Abstract: Cyber-physical systems (CPS) -- such as cars, factory control networks, medical devices, and power plants -- interact directly with the physical world. Because of this, CPS need to be highly reliable: when they fail, the consequences can be serious, including physical damage and loss of life. However, the CPS landscape has been changing rapidly: complexity has been increasing, and new features (such as cloud computing, multicore, or virtualization) are being added in rapid succession. As a result, existing reliability techniques are slowly reaching their limit, e.g., in terms of scalability and efficiency.
In this talk, I will present three examples of my recent work in this space. I will describe 1) a way to add real-time capabilities to cloud platforms, to make them compatible with CPS; 2) a technique for diagnosing subtle timing bugs in complex CPS, using a new variant of network provenance; and 3) a radically different security technique for CPS that leverages CPS-specific properties to provide resilience against attacks.

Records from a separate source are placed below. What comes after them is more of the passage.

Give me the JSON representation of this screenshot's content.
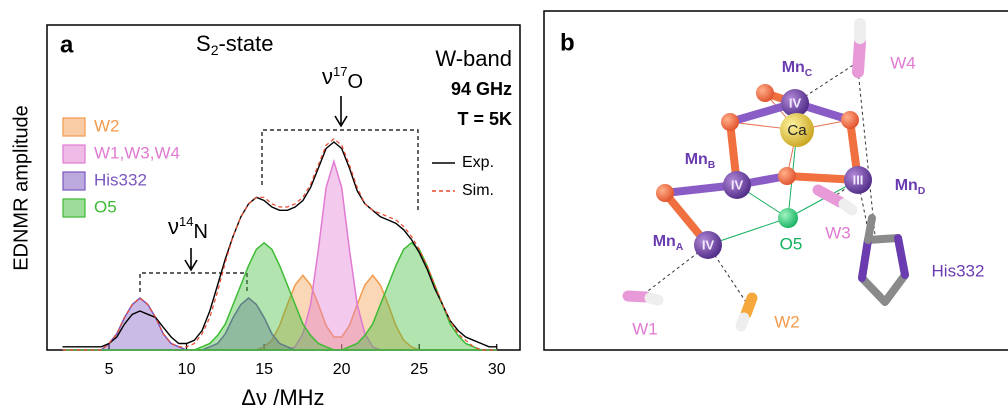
{
  "chart_data": {
    "type": "area",
    "panel_label": "a",
    "title_parts": [
      "S",
      "2",
      "-state"
    ],
    "band": "W-band",
    "frequency": "94 GHz",
    "temperature": "T = 5K",
    "nu_O_parts": [
      "ν",
      "17",
      "O"
    ],
    "nu_N_parts": [
      "ν",
      "14",
      "N"
    ],
    "ylabel": "EDNMR amplitude",
    "xlabel": "Δν /MHz",
    "xlim": [
      1,
      31.5
    ],
    "xticks": [
      5,
      10,
      15,
      20,
      25,
      30
    ],
    "ylim": [
      0,
      1
    ],
    "x": [
      2,
      2.5,
      3,
      3.5,
      4,
      4.5,
      5,
      5.5,
      6,
      6.5,
      7,
      7.5,
      8,
      8.5,
      9,
      9.5,
      10,
      10.5,
      11,
      11.5,
      12,
      12.5,
      13,
      13.5,
      14,
      14.5,
      15,
      15.5,
      16,
      16.5,
      17,
      17.5,
      18,
      18.5,
      19,
      19.5,
      20,
      20.5,
      21,
      21.5,
      22,
      22.5,
      23,
      23.5,
      24,
      24.5,
      25,
      25.5,
      26,
      26.5,
      27,
      27.5,
      28,
      28.5,
      29,
      29.5,
      30
    ],
    "series": [
      {
        "name": "W2",
        "color": "#f39a4c",
        "fill": true,
        "values": [
          0,
          0,
          0,
          0,
          0,
          0,
          0,
          0,
          0,
          0,
          0,
          0,
          0,
          0,
          0,
          0,
          0,
          0,
          0,
          0,
          0,
          0,
          0,
          0,
          0,
          0,
          0.01,
          0.03,
          0.075,
          0.14,
          0.2,
          0.23,
          0.2,
          0.14,
          0.075,
          0.04,
          0.04,
          0.075,
          0.14,
          0.2,
          0.23,
          0.2,
          0.14,
          0.075,
          0.03,
          0.01,
          0,
          0,
          0,
          0,
          0,
          0,
          0,
          0,
          0,
          0,
          0
        ]
      },
      {
        "name": "W1,W3,W4",
        "color": "#e07ad2",
        "fill": true,
        "values": [
          0,
          0,
          0,
          0,
          0,
          0,
          0,
          0,
          0,
          0,
          0,
          0,
          0,
          0,
          0,
          0,
          0,
          0,
          0,
          0,
          0,
          0,
          0,
          0,
          0,
          0,
          0,
          0,
          0,
          0,
          0.01,
          0.05,
          0.14,
          0.31,
          0.5,
          0.58,
          0.5,
          0.31,
          0.14,
          0.05,
          0.01,
          0,
          0,
          0,
          0,
          0,
          0,
          0,
          0,
          0,
          0,
          0,
          0,
          0,
          0,
          0,
          0
        ]
      },
      {
        "name": "His332",
        "color": "#7a56c0",
        "fill": true,
        "values": [
          0,
          0,
          0,
          0,
          0,
          0,
          0.02,
          0.05,
          0.1,
          0.14,
          0.16,
          0.14,
          0.1,
          0.05,
          0.02,
          0.01,
          0,
          0,
          0,
          0.01,
          0.02,
          0.05,
          0.1,
          0.14,
          0.16,
          0.14,
          0.1,
          0.05,
          0.02,
          0.01,
          0,
          0,
          0,
          0,
          0,
          0,
          0,
          0,
          0,
          0,
          0,
          0,
          0,
          0,
          0,
          0,
          0,
          0,
          0,
          0,
          0,
          0,
          0,
          0,
          0,
          0,
          0
        ]
      },
      {
        "name": "O5",
        "color": "#3dbb34",
        "fill": true,
        "values": [
          0,
          0,
          0,
          0,
          0,
          0,
          0,
          0,
          0,
          0,
          0,
          0,
          0,
          0,
          0,
          0,
          0,
          0,
          0.01,
          0.02,
          0.045,
          0.08,
          0.14,
          0.2,
          0.26,
          0.31,
          0.33,
          0.31,
          0.26,
          0.2,
          0.14,
          0.08,
          0.045,
          0.02,
          0.01,
          0,
          0,
          0.01,
          0.02,
          0.045,
          0.08,
          0.14,
          0.2,
          0.26,
          0.31,
          0.33,
          0.31,
          0.26,
          0.2,
          0.14,
          0.08,
          0.045,
          0.02,
          0.01,
          0,
          0,
          0
        ]
      },
      {
        "name": "Exp.",
        "color": "#000000",
        "fill": false,
        "dashed": false,
        "values": [
          0.01,
          0.01,
          0.01,
          0.01,
          0.01,
          0.01,
          0.02,
          0.04,
          0.08,
          0.11,
          0.12,
          0.11,
          0.1,
          0.07,
          0.04,
          0.02,
          0.02,
          0.03,
          0.06,
          0.12,
          0.2,
          0.28,
          0.35,
          0.41,
          0.45,
          0.47,
          0.46,
          0.44,
          0.43,
          0.43,
          0.44,
          0.46,
          0.5,
          0.56,
          0.62,
          0.64,
          0.62,
          0.56,
          0.49,
          0.45,
          0.43,
          0.41,
          0.4,
          0.39,
          0.37,
          0.34,
          0.3,
          0.25,
          0.19,
          0.14,
          0.09,
          0.06,
          0.04,
          0.03,
          0.02,
          0.01,
          0.01
        ]
      },
      {
        "name": "Sim.",
        "color": "#e8492e",
        "fill": false,
        "dashed": true,
        "values": [
          0,
          0,
          0,
          0,
          0,
          0,
          0.02,
          0.05,
          0.1,
          0.14,
          0.16,
          0.14,
          0.1,
          0.05,
          0.02,
          0.01,
          0.01,
          0.02,
          0.05,
          0.1,
          0.18,
          0.27,
          0.35,
          0.41,
          0.45,
          0.47,
          0.47,
          0.45,
          0.44,
          0.44,
          0.45,
          0.47,
          0.51,
          0.57,
          0.63,
          0.65,
          0.63,
          0.57,
          0.5,
          0.45,
          0.43,
          0.42,
          0.41,
          0.4,
          0.38,
          0.35,
          0.31,
          0.26,
          0.2,
          0.14,
          0.09,
          0.05,
          0.03,
          0.01,
          0,
          0,
          0
        ]
      }
    ]
  },
  "panel_b": {
    "label": "b",
    "mn_labels": [
      [
        "Mn",
        "C"
      ],
      [
        "Mn",
        "B"
      ],
      [
        "Mn",
        "D"
      ],
      [
        "Mn",
        "A"
      ]
    ],
    "oxidation_states": [
      "IV",
      "IV",
      "III",
      "IV"
    ],
    "ca": "Ca",
    "o5": "O5",
    "w4": "W4",
    "w3": "W3",
    "w1": "W1",
    "w2": "W2",
    "his": "His332"
  }
}
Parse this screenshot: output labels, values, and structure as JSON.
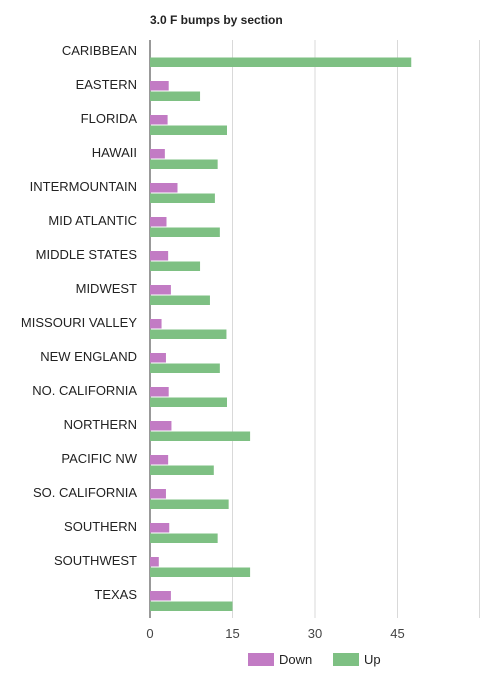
{
  "chart_data": {
    "type": "bar",
    "orientation": "horizontal",
    "title": "3.0 F bumps by section",
    "xlabel": "",
    "ylabel": "",
    "xlim": [
      0,
      60
    ],
    "xticks": [
      0,
      15,
      30,
      45
    ],
    "grid": true,
    "legend_position": "bottom",
    "categories": [
      "CARIBBEAN",
      "EASTERN",
      "FLORIDA",
      "HAWAII",
      "INTERMOUNTAIN",
      "MID ATLANTIC",
      "MIDDLE STATES",
      "MIDWEST",
      "MISSOURI VALLEY",
      "NEW ENGLAND",
      "NO. CALIFORNIA",
      "NORTHERN",
      "PACIFIC NW",
      "SO. CALIFORNIA",
      "SOUTHERN",
      "SOUTHWEST",
      "TEXAS"
    ],
    "series": [
      {
        "name": "Down",
        "color": "#c27bc4",
        "values": [
          0,
          3.4,
          3.2,
          2.7,
          5.0,
          3.0,
          3.3,
          3.8,
          2.1,
          2.9,
          3.4,
          3.9,
          3.3,
          2.9,
          3.5,
          1.6,
          3.8
        ]
      },
      {
        "name": "Up",
        "color": "#7ec083",
        "values": [
          47.5,
          9.1,
          14.0,
          12.3,
          11.8,
          12.7,
          9.1,
          10.9,
          13.9,
          12.7,
          14.0,
          18.2,
          11.6,
          14.3,
          12.3,
          18.2,
          15.0
        ]
      }
    ]
  }
}
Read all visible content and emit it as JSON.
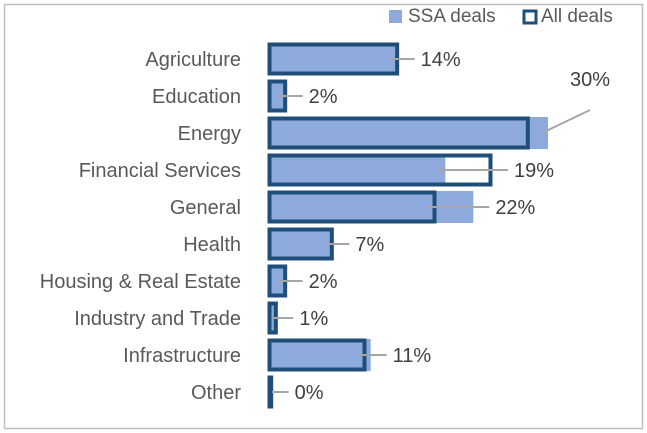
{
  "chart_data": {
    "type": "bar",
    "orientation": "horizontal",
    "categories": [
      "Agriculture",
      "Education",
      "Energy",
      "Financial Services",
      "General",
      "Health",
      "Housing & Real Estate",
      "Industry and Trade",
      "Infrastructure",
      "Other"
    ],
    "series": [
      {
        "name": "SSA deals",
        "values": [
          14,
          2,
          30,
          19,
          22,
          7,
          2,
          1,
          11,
          0
        ],
        "color": "#8EA9DB"
      },
      {
        "name": "All deals",
        "values": [
          14,
          2,
          28,
          24,
          18,
          7,
          2,
          1,
          10.5,
          0.5
        ],
        "color": "#1F4E79"
      }
    ],
    "data_labels": [
      "14%",
      "2%",
      "30%",
      "19%",
      "22%",
      "7%",
      "2%",
      "1%",
      "11%",
      "0%"
    ],
    "value_unit": "%",
    "xlim": [
      0,
      38
    ],
    "grid": false,
    "legend_position": "top-right"
  }
}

Bio: Linh Thi Xuan Phan is an Associate Professor of Computer and Information Science at the University of Pennsylvania. She works in cyber-physical systems and distributed systems. Her research focuses on theoretical foundations and systems techniques for safety, performance, and security guarantees. Her research has received several awards, including the NSF CAREER Award, the Dean's Graduate Excellence Award (from NUS), best paper and outstanding paper awards at RTAS, and best paper award nominations at RTSS and EMSOFT conferences. Phan has been serving on the Executive Committee of the IEEE Technical Committee on Real-Time Systems (since 2016) and on the ACM Future of Computing Academy, and she is currently the Secretary-Treasurer of ACM SIGBED.